- Born: James A. Farrow October 18, 1972 (age 53) Marin County, California, U.S.
- Occupations: Screenwriter; actor;
- Years active: 2000–present
- Spouse: Jennifer Sunderland ​(m. 2008)​
- Children: 2

= Jake Farrow =

American television writer and actor

James A. "Jake" Farrow (born October 18, 1972) is an American television writer and retired actor. He wrote for Fox's Arrested Development and two shows on The WB: Off Centre and What I Like About You. He later worked as a writer and producer on several Nickelodeon shows, including Drake & Josh, iCarly, Victorious, Sam & Cat, Henry Danger, Game Shakers, The Adventures of Kid Danger, and Danger Force. As an actor, Farrow is known for the role of Gavin Mitchell on Drake & Josh and for voicing Rex Powers, Robbie Shapiro's ventriloquist dummy character on Victorious.

==Early life==
Farrow was born in Marin County, California to Janet (née Strell), a high school history teacher and Michael R. Farrow (1947–2020), an air force pilot.
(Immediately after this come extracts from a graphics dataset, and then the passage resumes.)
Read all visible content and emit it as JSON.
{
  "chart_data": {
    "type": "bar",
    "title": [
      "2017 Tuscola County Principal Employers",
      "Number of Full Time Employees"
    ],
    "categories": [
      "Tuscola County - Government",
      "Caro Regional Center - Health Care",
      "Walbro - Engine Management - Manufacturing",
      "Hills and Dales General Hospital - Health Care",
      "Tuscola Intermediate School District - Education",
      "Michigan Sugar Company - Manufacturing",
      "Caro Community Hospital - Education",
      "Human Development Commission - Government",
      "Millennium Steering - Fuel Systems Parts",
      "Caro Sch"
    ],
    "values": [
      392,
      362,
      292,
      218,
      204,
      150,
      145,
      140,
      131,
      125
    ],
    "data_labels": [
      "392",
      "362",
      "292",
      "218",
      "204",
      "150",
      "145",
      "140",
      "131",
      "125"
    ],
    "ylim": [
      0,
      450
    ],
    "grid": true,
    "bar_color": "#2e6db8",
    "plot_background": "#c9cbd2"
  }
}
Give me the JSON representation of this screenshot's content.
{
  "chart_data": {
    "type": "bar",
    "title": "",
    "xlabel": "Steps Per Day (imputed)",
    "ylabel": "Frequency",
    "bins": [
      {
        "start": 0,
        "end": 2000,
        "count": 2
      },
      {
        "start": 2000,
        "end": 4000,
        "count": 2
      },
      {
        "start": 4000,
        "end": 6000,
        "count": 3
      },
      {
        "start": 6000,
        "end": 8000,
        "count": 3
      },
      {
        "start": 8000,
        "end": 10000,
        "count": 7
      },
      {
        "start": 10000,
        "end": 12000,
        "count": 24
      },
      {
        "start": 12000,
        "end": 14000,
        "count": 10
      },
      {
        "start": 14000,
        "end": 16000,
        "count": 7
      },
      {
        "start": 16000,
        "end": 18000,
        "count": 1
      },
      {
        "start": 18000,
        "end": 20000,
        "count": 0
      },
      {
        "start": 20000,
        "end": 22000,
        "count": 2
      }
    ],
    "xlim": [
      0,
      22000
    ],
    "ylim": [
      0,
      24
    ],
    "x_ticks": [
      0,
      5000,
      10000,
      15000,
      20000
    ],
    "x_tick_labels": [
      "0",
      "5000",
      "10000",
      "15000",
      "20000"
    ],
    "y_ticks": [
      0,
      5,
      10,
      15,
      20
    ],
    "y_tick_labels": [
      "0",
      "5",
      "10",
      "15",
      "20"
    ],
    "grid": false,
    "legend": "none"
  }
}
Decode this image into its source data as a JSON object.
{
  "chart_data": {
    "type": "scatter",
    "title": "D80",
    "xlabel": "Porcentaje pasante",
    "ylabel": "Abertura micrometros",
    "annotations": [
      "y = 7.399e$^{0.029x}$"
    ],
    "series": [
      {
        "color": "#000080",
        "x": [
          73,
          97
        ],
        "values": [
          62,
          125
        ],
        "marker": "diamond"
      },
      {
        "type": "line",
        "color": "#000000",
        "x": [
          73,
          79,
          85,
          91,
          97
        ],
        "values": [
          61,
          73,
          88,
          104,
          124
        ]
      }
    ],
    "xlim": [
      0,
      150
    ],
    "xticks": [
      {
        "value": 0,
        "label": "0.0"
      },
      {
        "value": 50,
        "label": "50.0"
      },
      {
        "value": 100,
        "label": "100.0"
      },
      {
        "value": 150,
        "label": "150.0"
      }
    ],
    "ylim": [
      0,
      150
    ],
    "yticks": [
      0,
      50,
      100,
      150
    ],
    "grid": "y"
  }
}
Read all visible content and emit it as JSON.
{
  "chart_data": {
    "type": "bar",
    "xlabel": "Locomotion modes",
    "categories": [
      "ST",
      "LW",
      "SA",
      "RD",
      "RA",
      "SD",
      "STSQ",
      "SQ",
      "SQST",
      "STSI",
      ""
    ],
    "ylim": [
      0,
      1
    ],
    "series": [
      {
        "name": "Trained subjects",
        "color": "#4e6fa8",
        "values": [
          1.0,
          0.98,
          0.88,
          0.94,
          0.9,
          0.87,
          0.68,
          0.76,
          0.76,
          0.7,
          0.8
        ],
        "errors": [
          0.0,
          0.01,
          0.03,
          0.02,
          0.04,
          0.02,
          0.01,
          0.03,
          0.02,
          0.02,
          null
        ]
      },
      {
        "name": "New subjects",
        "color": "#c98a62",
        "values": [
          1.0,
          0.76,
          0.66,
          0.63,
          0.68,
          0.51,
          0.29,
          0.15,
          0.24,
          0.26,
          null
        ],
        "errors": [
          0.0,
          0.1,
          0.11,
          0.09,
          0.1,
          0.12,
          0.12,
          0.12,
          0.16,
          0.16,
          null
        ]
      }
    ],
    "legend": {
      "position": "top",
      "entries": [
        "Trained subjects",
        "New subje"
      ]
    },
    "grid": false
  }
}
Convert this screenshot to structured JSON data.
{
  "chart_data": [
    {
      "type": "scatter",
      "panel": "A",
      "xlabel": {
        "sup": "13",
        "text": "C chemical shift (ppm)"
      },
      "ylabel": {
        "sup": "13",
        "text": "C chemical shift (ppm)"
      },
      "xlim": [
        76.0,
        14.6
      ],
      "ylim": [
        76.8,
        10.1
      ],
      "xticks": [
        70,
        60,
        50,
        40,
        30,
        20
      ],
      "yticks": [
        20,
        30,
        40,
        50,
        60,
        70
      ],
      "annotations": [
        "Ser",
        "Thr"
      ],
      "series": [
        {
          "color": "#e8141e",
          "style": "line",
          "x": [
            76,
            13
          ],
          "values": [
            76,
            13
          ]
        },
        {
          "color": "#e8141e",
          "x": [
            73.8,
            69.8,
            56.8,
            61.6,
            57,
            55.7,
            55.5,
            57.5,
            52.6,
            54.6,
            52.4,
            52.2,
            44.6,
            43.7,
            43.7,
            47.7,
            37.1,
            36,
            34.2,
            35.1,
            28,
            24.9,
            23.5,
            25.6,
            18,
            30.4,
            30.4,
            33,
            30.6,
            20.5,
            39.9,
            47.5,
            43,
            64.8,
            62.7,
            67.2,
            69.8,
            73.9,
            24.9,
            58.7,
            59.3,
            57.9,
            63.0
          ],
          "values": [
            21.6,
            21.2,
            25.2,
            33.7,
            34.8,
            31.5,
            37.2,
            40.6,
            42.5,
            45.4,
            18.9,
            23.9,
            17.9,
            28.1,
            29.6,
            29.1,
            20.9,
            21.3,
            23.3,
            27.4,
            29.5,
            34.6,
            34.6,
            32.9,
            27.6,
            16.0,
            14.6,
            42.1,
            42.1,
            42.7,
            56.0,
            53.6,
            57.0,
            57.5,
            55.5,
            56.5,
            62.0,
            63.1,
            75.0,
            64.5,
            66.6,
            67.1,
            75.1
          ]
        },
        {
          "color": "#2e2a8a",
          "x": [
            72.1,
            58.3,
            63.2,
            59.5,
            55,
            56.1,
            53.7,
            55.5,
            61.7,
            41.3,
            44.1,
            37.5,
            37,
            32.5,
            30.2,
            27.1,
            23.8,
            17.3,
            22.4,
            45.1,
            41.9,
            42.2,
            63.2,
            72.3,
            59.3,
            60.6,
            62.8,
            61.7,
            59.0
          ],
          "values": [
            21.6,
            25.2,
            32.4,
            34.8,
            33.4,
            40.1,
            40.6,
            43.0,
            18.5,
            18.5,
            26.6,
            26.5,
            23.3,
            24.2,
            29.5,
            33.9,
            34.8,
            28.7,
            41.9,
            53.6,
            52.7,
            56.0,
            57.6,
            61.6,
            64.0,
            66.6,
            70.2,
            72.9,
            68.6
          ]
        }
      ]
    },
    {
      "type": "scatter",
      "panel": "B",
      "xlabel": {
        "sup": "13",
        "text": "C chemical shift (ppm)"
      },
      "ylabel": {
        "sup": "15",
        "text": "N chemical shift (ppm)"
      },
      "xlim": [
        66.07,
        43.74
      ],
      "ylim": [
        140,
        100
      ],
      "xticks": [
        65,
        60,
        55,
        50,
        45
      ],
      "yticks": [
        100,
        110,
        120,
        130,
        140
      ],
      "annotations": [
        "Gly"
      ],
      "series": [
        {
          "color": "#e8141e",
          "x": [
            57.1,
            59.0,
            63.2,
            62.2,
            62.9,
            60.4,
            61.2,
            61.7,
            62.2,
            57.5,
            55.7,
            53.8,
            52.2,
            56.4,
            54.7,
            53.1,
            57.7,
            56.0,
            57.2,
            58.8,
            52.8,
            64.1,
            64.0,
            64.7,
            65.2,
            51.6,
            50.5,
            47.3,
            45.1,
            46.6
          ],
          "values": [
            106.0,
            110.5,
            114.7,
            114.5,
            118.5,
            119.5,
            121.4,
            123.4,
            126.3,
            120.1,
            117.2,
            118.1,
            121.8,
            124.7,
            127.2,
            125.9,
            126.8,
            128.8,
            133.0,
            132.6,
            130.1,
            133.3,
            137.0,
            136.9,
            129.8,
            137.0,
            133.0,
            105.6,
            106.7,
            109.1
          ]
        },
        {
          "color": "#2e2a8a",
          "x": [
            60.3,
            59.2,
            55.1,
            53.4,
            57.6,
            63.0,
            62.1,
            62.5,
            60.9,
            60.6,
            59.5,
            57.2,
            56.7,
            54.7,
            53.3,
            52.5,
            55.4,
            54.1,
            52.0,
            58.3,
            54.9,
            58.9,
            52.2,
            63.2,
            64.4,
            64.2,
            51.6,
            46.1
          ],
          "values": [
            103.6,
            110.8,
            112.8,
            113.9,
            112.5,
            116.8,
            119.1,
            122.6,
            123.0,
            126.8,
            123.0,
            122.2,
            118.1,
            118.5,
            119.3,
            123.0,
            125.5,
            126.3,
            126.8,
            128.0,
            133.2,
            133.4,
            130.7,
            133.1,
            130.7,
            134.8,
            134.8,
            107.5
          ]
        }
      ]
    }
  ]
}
He had an older sister, Melissa "Missy" Klute (née Farrow; 1970–2015).

==Career==

===Acting===
From 2004 to 2007, Farrow played the recurring character of Gavin, a strange employee at "The Premiere", in the Nickelodeon series Drake & Josh. Gavin usually played a small part in the episodes of the show, being given relatively humorous lines and embarrassing Drake and Josh. He also appeared in Merry Christmas, Drake & Josh. Farrow reprised the role of Gavin for the iCarly episode "iStart a Fan War".

===Writing===
Since 2004, Farrow has worked closely with Drake & Josh creator Dan Schneider, and served as a writer for an episode of Drake & Josh. Prior to this, Farrow also wrote the story for an episode of the sitcom What I Like About You (which Schneider co-created with former Friends writer Wil Calhoun) entitled "The Party" from the show's first season.

After Drake & Josh, Farrow worked as a writer and producer on two other Nickelodeon series created by Schneider, iCarly, and Victorious. On Victorious he also voiced the puppet character Rex Powers. Farrow then worked as a writer and producer for the Nickelodeon series Henry Danger, where he has also appeared in three episodes as the voice of Invisible Brad. Farrow has produced and co-written several episodes of the Nickelodeon series Game Shakers. Farrow is also an executive producer and a writer on the Nickelodeon series Danger Force.

Farrow was a credited writer for the Emmy Award-winning television series Arrested Development.

==Filmography==

===As an actor===

| Year | Title | Role | Notes |
| 2004–2007 | Drake & Josh | Gavin | 8 episodes |
| 2008–2011 | iCarly | Comedy Writer | Episode: "iCarly Saves TV" |
| Gavin | Episode: "iStart a Fan War" |
| Rex Powers/Christopher Cane (voice) | Crossover: "iParty with Victorious" and "iBloop2: Electric Bloopaloo" |
| 2010–2013 | Victorious | 48 episodes, uncredited role |
| 2015 | Game Shakers | Cameo; episode: "Tiny Pickles" |
| 2015–2019 | Henry Danger | Brad Belcher (voice) | Episodes: "Invisible Brad", "Grave Danger", "Visible Brad" |

===As a writer===
- Jesse (2000)
- Off Centre (2002)
- What I Like About You (2003)
- Drake & Josh (2005)
- Arrested Development (2005)
- iCarly (2007–2012) (also as a producer)
- Victorious (2010–2012) (also as a producer)
- Sam & Cat (2013–2014) (also as a co-executive producer)
- Henry Danger (2014–2015, 2018–2020) (also as a co-executive producer and executive producer)
- The Adventures of Kid Danger (2018)
- Game Shakers (2015–2019) (also as an executive producer)
- Danger Force (2020–2024) (also as an executive producer)
- Henry Danger: The Movie (2025) (also as an executive producer)
- Hollywood Arts (2026) (also the showrunner and executive producer)

==Personal life==
In 2008, he married his wife Jennifer Sunderland. They live in Los Angeles, California with their two sons.

On August 9, 2015, Farrow's older sister Melissa died of Glioblastoma.